Impossible du moins à ce jour mais plutôt par la réutilisation de ces déchets qui reste avant tout un problème à gérer au niveau de chaque état.
-« Pour faire du développement durable, il faut renoncer au nucléaire. »
Là aussi, le nucléaire a ses partisans et ses opposants. Quoiqu’il en soit, au niveau mondial, on observe une relance de la construction de centrales à la fois car le nucléaire ne rejette pas de GES et il réduit la dépendance aux hydrocarbures toutefois, cette solution a ses revers : les déchets, les risques d’accidents. L’avis de l’auteur est clair : on ne peut passer actuellement du nucléaire au vu des besoins et des ressources limitées en énergies fossiles.
-« Les OGM, c’est le contraire du développement durable. »
Autre sujet polémique, les OGM ne sont pas pour l’auteur opposé au développement durable si leurs cultures sont très encadrées.
– Dernière idée, « L’explosion démographique est un obstacle au développement durable. »
Evoquant les courants de pensée ayant mené une réflexion sur la croissance de la population et ses conséquences, Assen Slim rappelle que l’explosion démographique n’aura pas lieu mais que d’autres évolutions peuvent-elles être pernicieuses : l’exode rural, le développement de maladies, le vieillissement de la population. Plus sûrement, la pauvreté est pour l’auteur le véritable obstacle au développement durable.
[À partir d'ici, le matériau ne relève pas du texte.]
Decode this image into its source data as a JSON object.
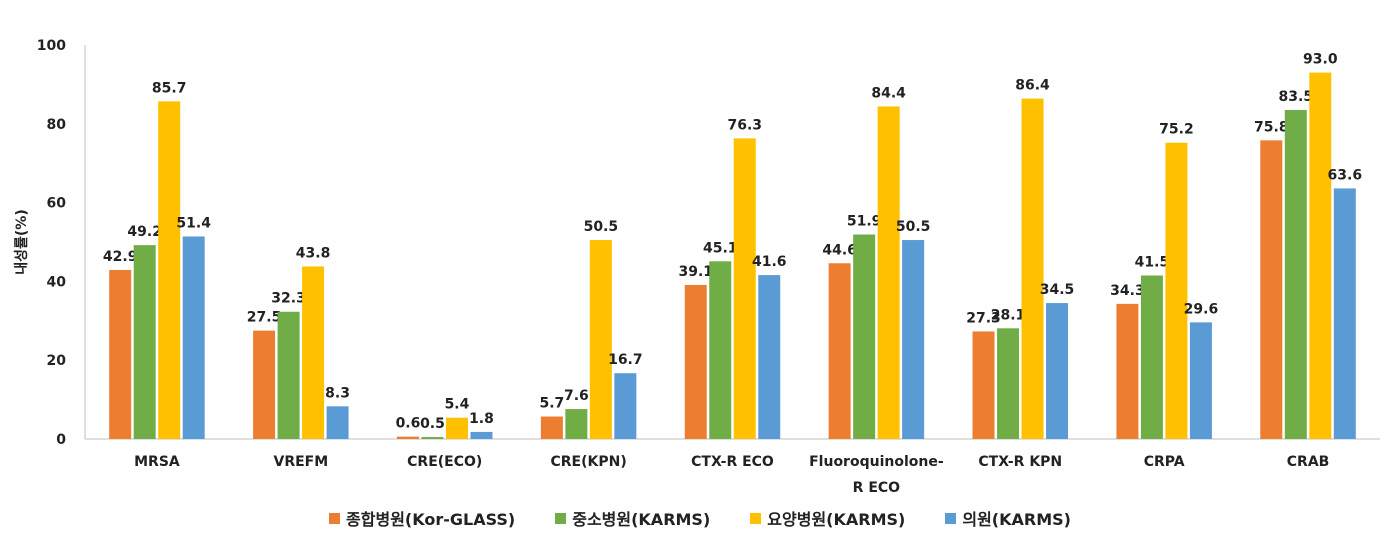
{
  "chart_data": {
    "type": "bar",
    "y_label": "내성률(%)",
    "categories": [
      "MRSA",
      "VREFM",
      "CRE(ECO)",
      "CRE(KPN)",
      "CTX-R ECO",
      "Fluoroquinolone-R ECO",
      "CTX-R KPN",
      "CRPA",
      "CRAB"
    ],
    "series": [
      {
        "name": "종합병원(Kor-GLASS)",
        "color": "#ed7d31",
        "values": [
          42.9,
          27.5,
          0.6,
          5.7,
          39.1,
          44.6,
          27.3,
          34.3,
          75.8
        ]
      },
      {
        "name": "중소병원(KARMS)",
        "color": "#70ad47",
        "values": [
          49.2,
          32.3,
          0.5,
          7.6,
          45.1,
          51.9,
          28.1,
          41.5,
          83.5
        ]
      },
      {
        "name": "요양병원(KARMS)",
        "color": "#ffc000",
        "values": [
          85.7,
          43.8,
          5.4,
          50.5,
          76.3,
          84.4,
          86.4,
          75.2,
          93.0
        ],
        "value_labels": [
          "85.7",
          "43.8",
          "5.4",
          "50.5",
          "76.3",
          "84.4",
          "86.4",
          "75.2",
          "93.0"
        ]
      },
      {
        "name": "의원(KARMS)",
        "color": "#5b9bd5",
        "values": [
          51.4,
          8.3,
          1.8,
          16.7,
          41.6,
          50.5,
          34.5,
          29.6,
          63.6
        ]
      }
    ],
    "ylim": [
      0,
      100
    ],
    "yticks": [
      0,
      20,
      40,
      60,
      80,
      100
    ],
    "grid": false
  }
}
En conclusion, il faut dire que ce livre, parmi la multitude d’ouvrages consacrée au sujet, n’apprendra pas grand-chose au lecteur mais la démarche est-elle intéressante : poser les positions des uns et des autres, replacer dans un temps plus long chacune des opinions, indiquer la sienne avec quelques arguments. On peut ne pas être d’accord avec tout ce qui est écrit, mais au moins peut-on dire que le point de vue n’est pas stigmatisé.